I varesini sono automobilisti distratti. Lo dicono i dati della polizia locale cittadina sulle multe: nel primo semestre del 2013, oltre ai divieti di sosta spiccati soprattutto dagli ausiliari del traffico di Avt, le contravvenzioni più numerose sono state spiccate per “controllo inadeguato del mezzo”.
Seguite, ma a distanza da quelle per non aver lasciato attraversare i pedoni regolarmente in attesa sulle strisce pedonali.
«Chi si mette alla guida deve ricordarsi, sempre, di avere in mano una vera e propria arma. Perdere concentrazione al volante, anche per un solo attimo, può essere fatale a noi e agli altri» ammonisce l’assessore alla Polizia Locale, .
Piatti lo dice a ragion veduta: già 58 le multe spiccate dagli agenti varesini dall’inizio dell’anno, solo per “controllo inadeguato del mezzo”, cioè disattenzione.

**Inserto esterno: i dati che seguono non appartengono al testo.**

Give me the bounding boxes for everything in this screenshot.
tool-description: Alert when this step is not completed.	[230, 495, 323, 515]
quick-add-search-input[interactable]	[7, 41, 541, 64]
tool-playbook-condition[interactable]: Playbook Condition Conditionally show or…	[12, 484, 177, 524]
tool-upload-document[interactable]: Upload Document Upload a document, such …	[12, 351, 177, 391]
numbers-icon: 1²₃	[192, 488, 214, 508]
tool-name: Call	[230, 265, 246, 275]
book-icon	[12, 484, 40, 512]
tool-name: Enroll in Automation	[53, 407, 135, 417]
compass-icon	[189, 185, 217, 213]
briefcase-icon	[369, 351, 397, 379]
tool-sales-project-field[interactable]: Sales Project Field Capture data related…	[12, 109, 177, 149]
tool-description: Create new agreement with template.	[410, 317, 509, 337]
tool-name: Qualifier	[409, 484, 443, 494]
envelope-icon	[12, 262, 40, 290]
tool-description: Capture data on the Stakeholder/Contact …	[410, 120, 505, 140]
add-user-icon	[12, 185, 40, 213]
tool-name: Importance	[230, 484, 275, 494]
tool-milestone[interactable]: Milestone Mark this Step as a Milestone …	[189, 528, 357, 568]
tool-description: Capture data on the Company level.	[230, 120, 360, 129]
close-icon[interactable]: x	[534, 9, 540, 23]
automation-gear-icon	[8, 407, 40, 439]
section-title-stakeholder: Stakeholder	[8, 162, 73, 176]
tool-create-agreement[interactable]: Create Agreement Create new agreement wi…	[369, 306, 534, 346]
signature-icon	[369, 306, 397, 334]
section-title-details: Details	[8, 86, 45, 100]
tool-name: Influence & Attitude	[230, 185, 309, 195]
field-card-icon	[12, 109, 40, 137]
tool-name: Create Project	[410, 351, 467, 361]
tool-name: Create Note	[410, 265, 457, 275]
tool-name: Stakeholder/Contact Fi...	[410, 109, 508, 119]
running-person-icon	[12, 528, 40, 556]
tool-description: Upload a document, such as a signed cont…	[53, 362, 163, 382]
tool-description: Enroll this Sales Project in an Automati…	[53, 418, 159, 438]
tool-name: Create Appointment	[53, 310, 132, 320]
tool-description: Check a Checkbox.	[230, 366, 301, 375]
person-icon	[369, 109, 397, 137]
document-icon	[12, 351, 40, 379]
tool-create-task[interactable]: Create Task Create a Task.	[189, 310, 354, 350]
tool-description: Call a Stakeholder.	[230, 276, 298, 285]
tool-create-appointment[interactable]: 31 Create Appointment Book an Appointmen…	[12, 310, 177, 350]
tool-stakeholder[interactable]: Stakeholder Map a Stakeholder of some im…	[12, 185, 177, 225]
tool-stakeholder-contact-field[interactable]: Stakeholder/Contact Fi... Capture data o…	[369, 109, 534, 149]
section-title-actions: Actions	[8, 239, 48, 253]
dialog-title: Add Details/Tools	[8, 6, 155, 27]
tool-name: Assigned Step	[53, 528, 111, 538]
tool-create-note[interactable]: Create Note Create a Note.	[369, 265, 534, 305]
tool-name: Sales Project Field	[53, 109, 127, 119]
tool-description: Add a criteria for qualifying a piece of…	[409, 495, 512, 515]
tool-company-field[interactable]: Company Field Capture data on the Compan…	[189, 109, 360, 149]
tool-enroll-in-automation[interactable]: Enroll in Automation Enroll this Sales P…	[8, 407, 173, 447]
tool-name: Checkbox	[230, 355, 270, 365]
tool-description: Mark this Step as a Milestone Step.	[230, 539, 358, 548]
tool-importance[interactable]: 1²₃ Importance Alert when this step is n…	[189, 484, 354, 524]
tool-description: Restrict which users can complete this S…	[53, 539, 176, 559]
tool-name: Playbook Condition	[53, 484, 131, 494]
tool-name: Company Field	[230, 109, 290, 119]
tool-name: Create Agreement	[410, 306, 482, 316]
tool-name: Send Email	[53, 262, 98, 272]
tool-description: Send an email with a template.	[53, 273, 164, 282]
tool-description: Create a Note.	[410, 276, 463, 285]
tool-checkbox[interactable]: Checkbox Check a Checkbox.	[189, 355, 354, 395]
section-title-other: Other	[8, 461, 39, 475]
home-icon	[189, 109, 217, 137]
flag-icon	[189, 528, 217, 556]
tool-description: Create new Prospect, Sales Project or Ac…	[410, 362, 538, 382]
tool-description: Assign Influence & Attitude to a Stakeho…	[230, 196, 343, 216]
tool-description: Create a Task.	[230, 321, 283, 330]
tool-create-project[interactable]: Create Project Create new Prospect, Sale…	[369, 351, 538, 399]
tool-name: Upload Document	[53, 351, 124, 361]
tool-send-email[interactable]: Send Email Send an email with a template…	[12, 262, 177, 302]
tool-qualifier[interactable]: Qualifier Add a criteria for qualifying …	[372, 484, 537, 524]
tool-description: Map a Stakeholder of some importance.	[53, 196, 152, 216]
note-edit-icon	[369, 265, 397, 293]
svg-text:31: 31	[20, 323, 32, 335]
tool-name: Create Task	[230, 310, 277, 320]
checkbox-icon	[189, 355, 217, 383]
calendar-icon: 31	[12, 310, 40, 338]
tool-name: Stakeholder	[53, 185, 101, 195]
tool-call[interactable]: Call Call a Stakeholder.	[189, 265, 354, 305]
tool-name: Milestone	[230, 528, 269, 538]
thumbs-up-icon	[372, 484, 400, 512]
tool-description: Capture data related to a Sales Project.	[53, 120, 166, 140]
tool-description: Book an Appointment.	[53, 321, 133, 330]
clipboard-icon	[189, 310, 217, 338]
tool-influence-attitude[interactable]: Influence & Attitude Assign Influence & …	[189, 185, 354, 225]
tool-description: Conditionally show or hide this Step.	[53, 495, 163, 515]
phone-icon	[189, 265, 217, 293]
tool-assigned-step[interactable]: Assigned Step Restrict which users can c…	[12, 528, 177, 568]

«La causa principale di queste disattenzioni è il telefonino – racconta il commissario capo , che pattuglia le strade della città accanto ai suoi agenti – mandare sms alla guida, o anche semplicemente farsi assorbire troppo dalla conversazione può causare incidenti. Per questo facciamo particolare attenzione a questo tipo di infrazioni».
Solo dodici, invece, le multe spiccate per mancata precedenza ai pedoni: «Non abbiamo ancora l’abitudine a fermarci, quando un pedone attende sulle strisce – dice Piatti – Certo, da parte di chi è a piedi, occorre attenzione».
Le zone più pericolose di Varese, quelle dove si elevano più multe e accadono più incidenti, sono i grandi viali: viale Borri, su tutti, ma anche viale Belforte e viale Valganna. «Si tratta di viali molto lunghi, a volte stretti e con molte traverse che si immettono. Questa è la causa principale degli incidenti».
Il primato della pericolosità lo ha viale Borri: l’unico incidente mortale del 2013, infatti, è avvenuto verso la fine della strada, all’altezza del ristorante Vecchio Convento.
«Nella prima parte di viale Borri, dall’ospedale fino alla chiesa di San Carlo, ci sono intersezioni, traffico e semafori: qui gli incidenti sono per lo più piccoli tamponamenti».
I problemi grossi per la sicurezza si hanno all’uscita di Bizzozero, verso il Ponte di Vedano: soprattutto alla sera, si tende a schiacciare sull’acceleratore, e lo schianto del 2 agosto, dove ha perso la vita un motociclista, è una dinamica tristemente frequente.
Le misure per prevenire gli incidenti non mancano. «Quattro volte al mese facciamo i controlli più adatti a calmare i varesini troppo amanti della velocità – dice Conti – con il telelaser o l’autovelox. Poi, quest’anno, abbiamo anche portato avanti progetti più specifici come “Adotta una strada” nei vari rioni della città».